Стучали палкой, негромко, но требовательно. Это был Егор Яковлевич, хотя еще стояла настоящая темень. Я включил свет и открыл ему. Он был в той же куртке с воротником и с той же палочкой-указкой. Никакого инструмента и спецодежды с ним не было. Покамест я одевался и прибирался, он курил, кашляя, прочищал нос и плевался, разглядывая все, что было приготовлено для работы.

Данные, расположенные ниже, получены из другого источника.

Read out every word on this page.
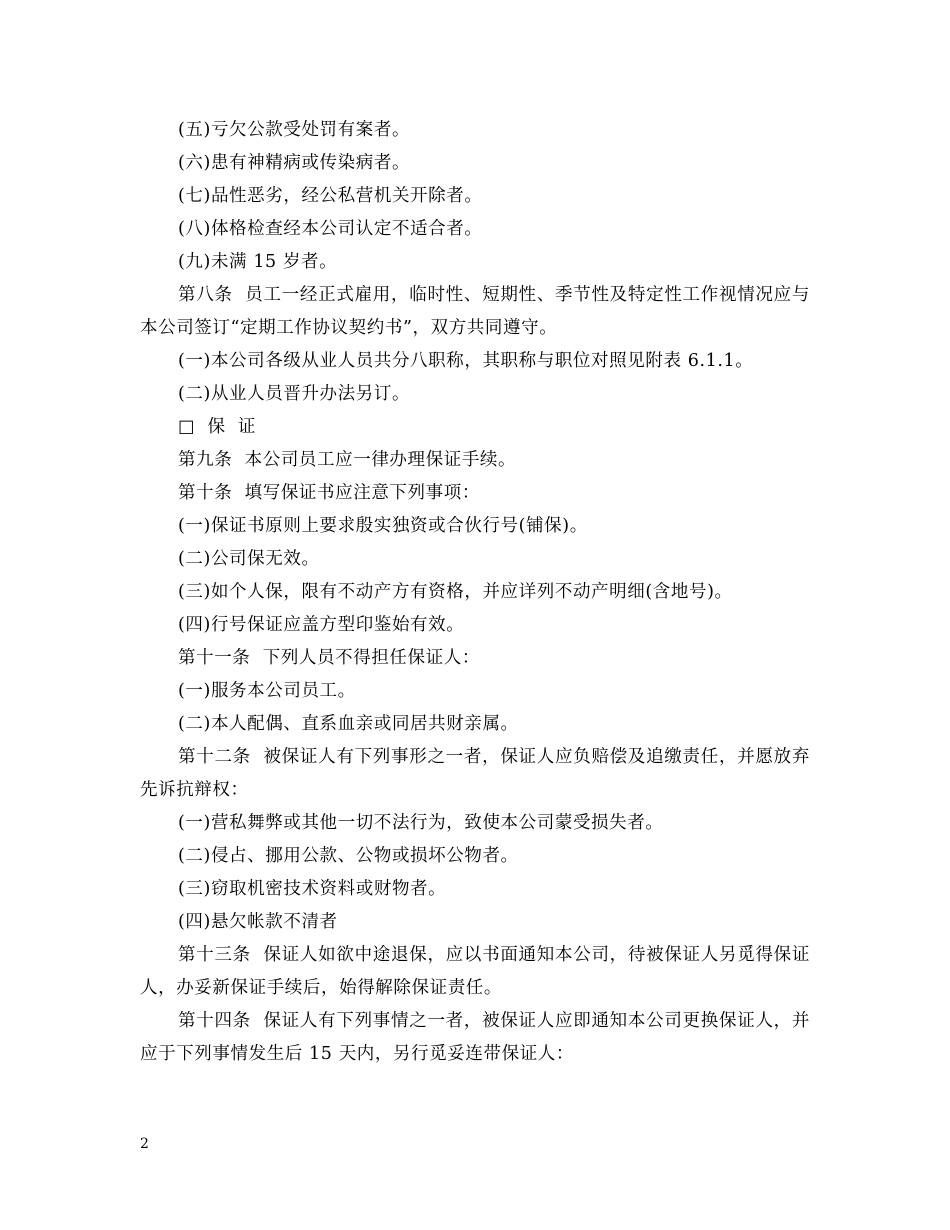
(五)亏欠公款受处罚有案者。

(六)患有神精病或传染病者。

(七)品性恶劣，经公私营机关开除者。

(八)体格检查经本公司认定不适合者。

(九)未满 15 岁者。

第八条  员工一经正式雇用，临时性、短期性、季节性及特定性工作视情况应与本公司签订“定期工作协议契约书”，双方共同遵守。

(一)本公司各级从业人员共分八职称，其职称与职位对照见附表 6.1.1。

(二)从业人员晋升办法另订。

□  保  证

第九条  本公司员工应一律办理保证手续。

第十条  填写保证书应注意下列事项：

(一)保证书原则上要求殷实独资或合伙行号(铺保)。

(二)公司保无效。

(三)如个人保，限有不动产方有资格，并应详列不动产明细(含地号)。

(四)行号保证应盖方型印鉴始有效。

第十一条  下列人员不得担任保证人：

(一)服务本公司员工。

(二)本人配偶、直系血亲或同居共财亲属。

第十二条  被保证人有下列事形之一者，保证人应负赔偿及追缴责任，并愿放弃先诉抗辩权：

(一)营私舞弊或其他一切不法行为，致使本公司蒙受损失者。

(二)侵占、挪用公款、公物或损坏公物者。

(三)窃取机密技术资料或财物者。

(四)悬欠帐款不清者

第十三条  保证人如欲中途退保，应以书面通知本公司，待被保证人另觅得保证人，办妥新保证手续后，始得解除保证责任。

第十四条  保证人有下列事情之一者，被保证人应即通知本公司更换保证人，并应于下列事情发生后 15 天内，另行觅妥连带保证人：

2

— Так, значит. Отдыхаем! Так, — говорил он в перерывах кашля и сморкания.
Было очевидно, что он очень доволен, застав меня в постели и придя раньше майора, за которым я уже хотел отправиться. Но майор опоздал против старика не более как минут на десять.
— Выходной же, — с улыбкой оправдывался он, развертывая свой сверток с рабочим костюмом.

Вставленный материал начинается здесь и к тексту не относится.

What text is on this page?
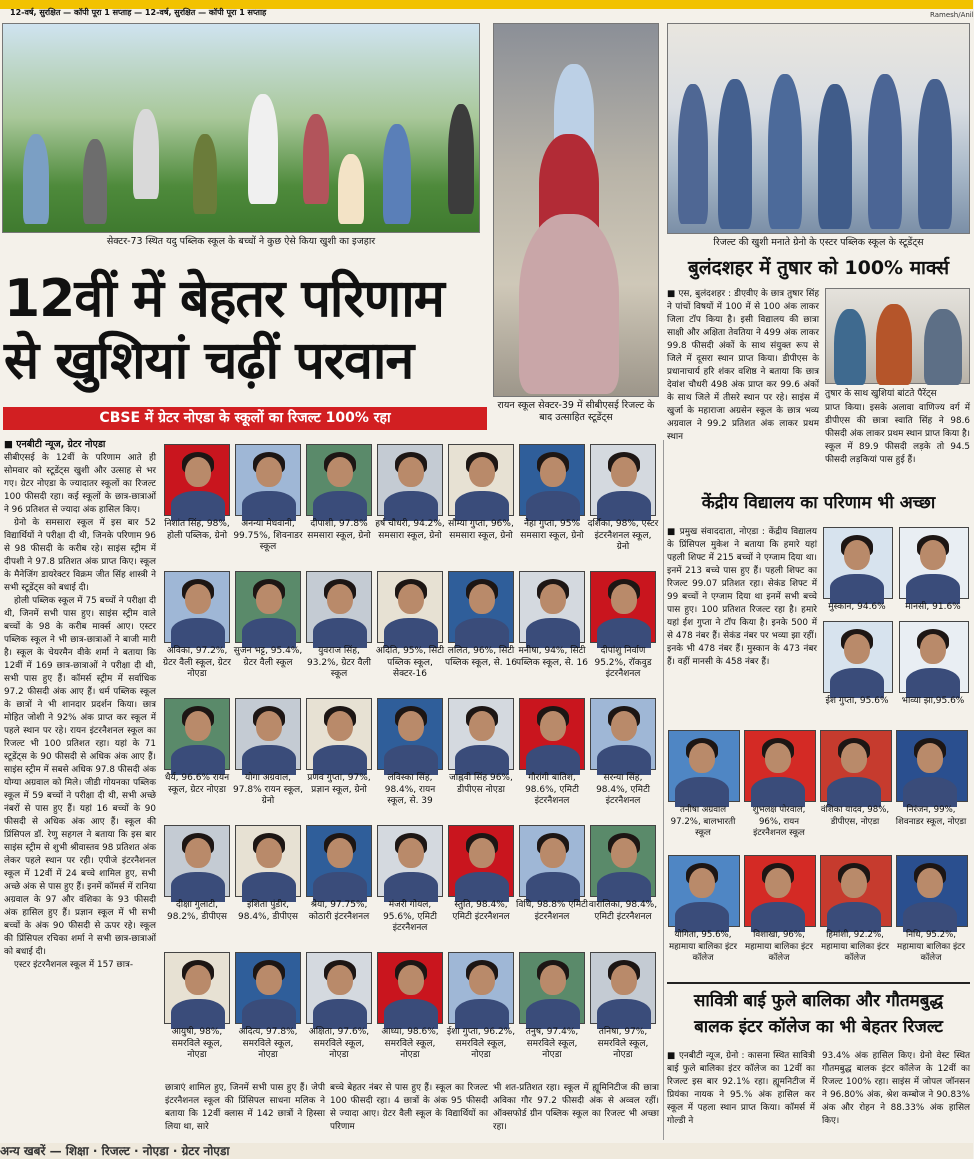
12-वर्ष, सुरक्षित — कॉपी पूरा 1 सप्ताह — 12-वर्ष, सुरक्षित — कॉपी पूरा 1 सप्ताह	Ramesh/Anil
सेक्टर-73 स्थित यदु पब्लिक स्कूल के बच्चों ने कुछ ऐसे किया खुशी का इजहार
रायन स्कूल सेक्टर-39 में सीबीएसई रिजल्ट के बाद उत्साहित स्टूडेंट्स
रिजल्ट की खुशी मनाते ग्रेनो के एस्टर पब्लिक स्कूल के स्टूडेंट्स
12वीं में बेहतर परिणाम
से खुशियां चढ़ीं परवान
CBSE में ग्रेटर नोएडा के स्कूलों का रिजल्ट 100% रहा
■ एनबीटी न्यूज, ग्रेटर नोएडा

सीबीएसई के 12वीं के परिणाम आते ही सोमवार को स्टूडेंट्स खुशी और उत्साह से भर गए। ग्रेटर नोएडा के ज्यादातर स्कूलों का रिजल्ट 100 फीसदी रहा। कई स्कूलों के छात्र-छात्राओं ने 96 प्रतिशत से ज्यादा अंक हासिल किए।

ग्रेनो के समसारा स्कूल में इस बार 52 विद्यार्थियों ने परीक्षा दी थी, जिनके परिणाम 96 से 98 फीसदी के करीब रहे। साइंस स्ट्रीम में दीपशी ने 97.8 प्रतिशत अंक प्राप्त किए। स्कूल के मैनेजिंग डायरेक्टर विक्रम जीत सिंह शास्त्री ने सभी स्टूडेंट्स को बधाई दी।

होली पब्लिक स्कूल में 75 बच्चों ने परीक्षा दी थी, जिनमें सभी पास हुए। साइंस स्ट्रीम वाले बच्चों के 98 के करीब मार्क्स आए। एस्टर पब्लिक स्कूल ने भी छात्र-छात्राओं ने बाजी मारी है। स्कूल के चेयरमैन वीके शर्मा ने बताया कि 12वीं में 169 छात्र-छात्राओं ने परीक्षा दी थी, सभी पास हुए हैं। कॉमर्स स्ट्रीम में सर्वाधिक 97.2 फीसदी अंक आए हैं। धर्म पब्लिक स्कूल के छात्रों ने भी शानदार प्रदर्शन किया। छात्र मोहित जोशी ने 92% अंक प्राप्त कर स्कूल में पहले स्थान पर रहे। रायन इंटरनैशनल स्कूल का रिजल्ट भी 100 प्रतिशत रहा। यहां के 71 स्टूडेंट्स के 90 फीसदी से अधिक अंक आए हैं। साइंस स्ट्रीम में सबसे अधिक 97.8 फीसदी अंक योग्या अग्रवाल को मिले। जीडी गोयनका पब्लिक स्कूल में 59 बच्चों ने परीक्षा दी थी, सभी अच्छे नंबरों से पास हुए हैं। यहां 16 बच्चों के 90 फीसदी से अधिक अंक आए हैं। स्कूल की प्रिंसिपल डॉ. रेणु सहगल ने बताया कि इस बार साइंस स्ट्रीम से शुभी श्रीवास्तव 98 प्रतिशत अंक लेकर पहले स्थान पर रही। एपीजे इंटरनैशनल स्कूल में 12वीं में 24 बच्चे शामिल हुए, सभी अच्छे अंक से पास हुए हैं। इनमें कॉमर्स में रानिया अग्रवाल के 97 और वंशिका के 93 फीसदी अंक हासिल हुए हैं। प्रज्ञान स्कूल में भी सभी बच्चों के अंक 90 फीसदी से ऊपर रहे। स्कूल की प्रिंसिपल रचिका शर्मा ने सभी छात्र-छात्राओं को बधाई दी।

एस्टर इंटरनैशनल स्कूल में 157 छात्र-

निशांत सिंह, 98%, होली पब्लिक, ग्रेनो
अनन्या मेधवानी, 99.75%, शिवनाडर स्कूल
दीपाशी, 97.8% समसारा स्कूल, ग्रेनो
हर्ष चौधरी, 94.2%, समसारा स्कूल, ग्रेनो
सौम्या गुप्ता, 96%, समसारा स्कूल, ग्रेनो
नेहा गुप्ता, 95% समसारा स्कूल, ग्रेनो
दर्शिका, 98%, एस्टर इंटरनैशनल स्कूल, ग्रेनो
अविका, 97.2%, ग्रेटर वैली स्कूल, ग्रेटर नोएडा
सुजन भट्ट, 95.4%, ग्रेटर वैली स्कूल
युवराज सिंह, 93.2%, ग्रेटर वैली स्कूल
अदिति, 95%, सिटी पब्लिक स्कूल, सेक्टर-16
ललित, 96%, सिटी पब्लिक स्कूल, से. 16
मनीषा, 94%, सिटी पब्लिक स्कूल, से. 16
दीपांशु निर्वाण 95.2%, रॉकवुड इंटरनैशनल
धैर्य, 96.6% रायन स्कूल, ग्रेटर नोएडा
योगा अग्रवाल, 97.8% रायन स्कूल, ग्रेनो
प्रणव गुप्ता, 97%, प्रज्ञान स्कूल, ग्रेनो
लविस्का सिंह, 98.4%, रायन स्कूल, से. 39
जाह्नवी सिंह 96%, डीपीएस नोएडा
गौरांगी बातिश, 98.6%, एमिटी इंटरनैशनल
सरन्या सिंह, 98.4%, एमिटी इंटरनैशनल
दीक्षा गुलाटी, 98.2%, डीपीएस
इशिता पुंडीर, 98.4%, डीपीएस
श्रेया, 97.75%, कोठारी इंटरनैशनल
मंजरी गोयल, 95.6%, एमिटी इंटरनैशनल
स्तुति, 98.4%, एमिटी इंटरनैशनल
विधि, 98.8% एमिटी इंटरनैशनल
वारालिका, 98.4%, एमिटी इंटरनैशनल
आयुषी, 98%, समरविले स्कूल, नोएडा
अदित्य, 97.8%, समरविले स्कूल, नोएडा
अक्षिता, 97.6%, समरविले स्कूल, नोएडा
आध्या, 98.6%, समरविले स्कूल, नोएडा
ईशा गुप्ता, 96.2%, समरविले स्कूल, नोएडा
तनुष, 97.4%, समरविले स्कूल, नोएडा
तनिषा, 97%, समरविले स्कूल, नोएडा
छात्राएं शामिल हुए, जिनमें सभी पास हुए हैं। जेपी इंटरनैशनल स्कूल की प्रिंसिपल साधना मलिक ने बताया कि 12वीं क्लास में 142 छात्रों ने हिस्सा लिया था, सारे
बच्चे बेहतर नंबर से पास हुए हैं। स्कूल का रिजल्ट 100 फीसदी रहा। 4 छात्रों के अंक 95 फीसदी से ज्यादा आए। ग्रेटर वैली स्कूल के विद्यार्थियों का परिणाम
भी शत-प्रतिशत रहा। स्कूल में ह्यूमिनिटीज की छात्रा अविका गौर 97.2 फीसदी अंक से अव्वल रहीं। ऑक्सफोर्ड ग्रीन पब्लिक स्कूल का रिजल्ट भी अच्छा रहा।
बुलंदशहर में तुषार को 100% मार्क्स
■ एस, बुलंदशहर : डीएवीए के छात्र तुषार सिंह ने पांचों विषयों में 100 में से 100 अंक लाकर जिला टॉप किया है। इसी विद्यालय की छात्रा साक्षी और अक्षिता तेवतिया ने 499 अंक लाकर 99.8 फीसदी अंकों के साथ संयुक्त रूप से जिले में दूसरा स्थान प्राप्त किया। डीपीएस के प्रधानाचार्य हरि शंकर वशिष्ठ ने बताया कि छात्र देवांश चौधरी 498 अंक प्राप्त कर 99.6 अंकों के साथ जिले में तीसरे स्थान पर रहे। साइंस में खुर्जा के महाराजा अग्रसेन स्कूल के छात्र भव्य अग्रवाल ने 99.2 प्रतिशत अंक लाकर प्रथम स्थान
तुषार के साथ खुशियां बांटते पैरेंट्स
प्राप्त किया। इसके अलावा वाणिज्य वर्ग में डीपीएस की छात्रा स्वाति सिंह ने 98.6 फीसदी अंक लाकर प्रथम स्थान प्राप्त किया है। स्कूल में 89.9 फीसदी लड़के तो 94.5 फीसदी लड़कियां पास हुई हैं।
केंद्रीय विद्यालय का परिणाम भी अच्छा
■ प्रमुख संवाददाता, नोएडा : केंद्रीय विद्यालय के प्रिंसिपल मुकेश ने बताया कि हमारे यहां पहली शिफ्ट में 215 बच्चों ने एग्जाम दिया था। इनमें 213 बच्चे पास हुए हैं। पहली शिफ्ट का रिजल्ट 99.07 प्रतिशत रहा। सेकंड शिफ्ट में 99 बच्चों ने एग्जाम दिया था इनमें सभी बच्चे पास हुए। 100 प्रतिशत रिजल्ट रहा है। हमारे यहां ईश गुप्ता ने टॉप किया है। इनके 500 में से 478 नंबर हैं। सेकंड नंबर पर भव्या झा रहीं। इनके भी 478 नंबर हैं। मुस्कान के 473 नंबर हैं। वहीं मानसी के 458 नंबर हैं।
मुस्कान, 94.6%	मानसी, 91.6%
ईश गुप्ता, 95.6%	भाव्या झा,95.6%
तनीषा अग्रवाल 97.2%, बालभारती स्कूल
शुभलक्ष पोरवाल, 96%, रायन इंटरनैशनल स्कूल
वंशिका यादव, 98%, डीपीएस, नोएडा
निरंजन, 99%, शिवनाडर स्कूल, नोएडा
योगिता, 95.6%, महामाया बालिका इंटर कॉलेज
विशाखा, 96%, महामाया बालिका इंटर कॉलेज
हिमांशी, 92.2%, महामाया बालिका इंटर कॉलेज
निधि, 95.2%, महामाया बालिका इंटर कॉलेज
सावित्री बाई फुले बालिका और गौतमबुद्ध
बालक इंटर कॉलेज का भी बेहतर रिजल्ट
■ एनबीटी न्यूज, ग्रेनो : कासना स्थित सावित्री बाई फुले बालिका इंटर कॉलेज का 12वीं का रिजल्ट इस बार 92.1% रहा। ह्यूमनिटीज में प्रियंका नायक ने 95.% अंक हासिल कर स्कूल में पहला स्थान प्राप्त किया। कॉमर्स में गोल्डी ने
93.4% अंक हासिल किए। ग्रेनो वेस्ट स्थित गौतमबुद्ध बालक इंटर कॉलेज के 12वीं का रिजल्ट 100% रहा। साइंस में जोपल जॉनसन ने 96.80% अंक, श्रेश कम्बोज ने 90.83% अंक और रोहन ने 88.33% अंक हासिल किए।
अन्य खबरें — शिक्षा · रिजल्ट · नोएडा · ग्रेटर नोएडा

— У кого выходной, а у нас с вами рабочий день, — холодно отозвался старик, назвав майора на этот раз на «вы», покамест он был еще в кителе с погонами. Но, может быть, эти слова относились и ко мне заодно с майором. — А вот что глину не замочили с вечера — это напрасно: больше месить придется. Ну, и теплой водички не мешало бы. Не из нежности рук, а чтобы раствор был вязче. — Раствор — так он и называл все время глину, размешанную с песком, приравнивая ее к цементу. Кряхтя, он присел на корточках перед фундаментом разрушенной печи, прикинул своей палочкой и сказал: — Четыре на четыре, больше не надо.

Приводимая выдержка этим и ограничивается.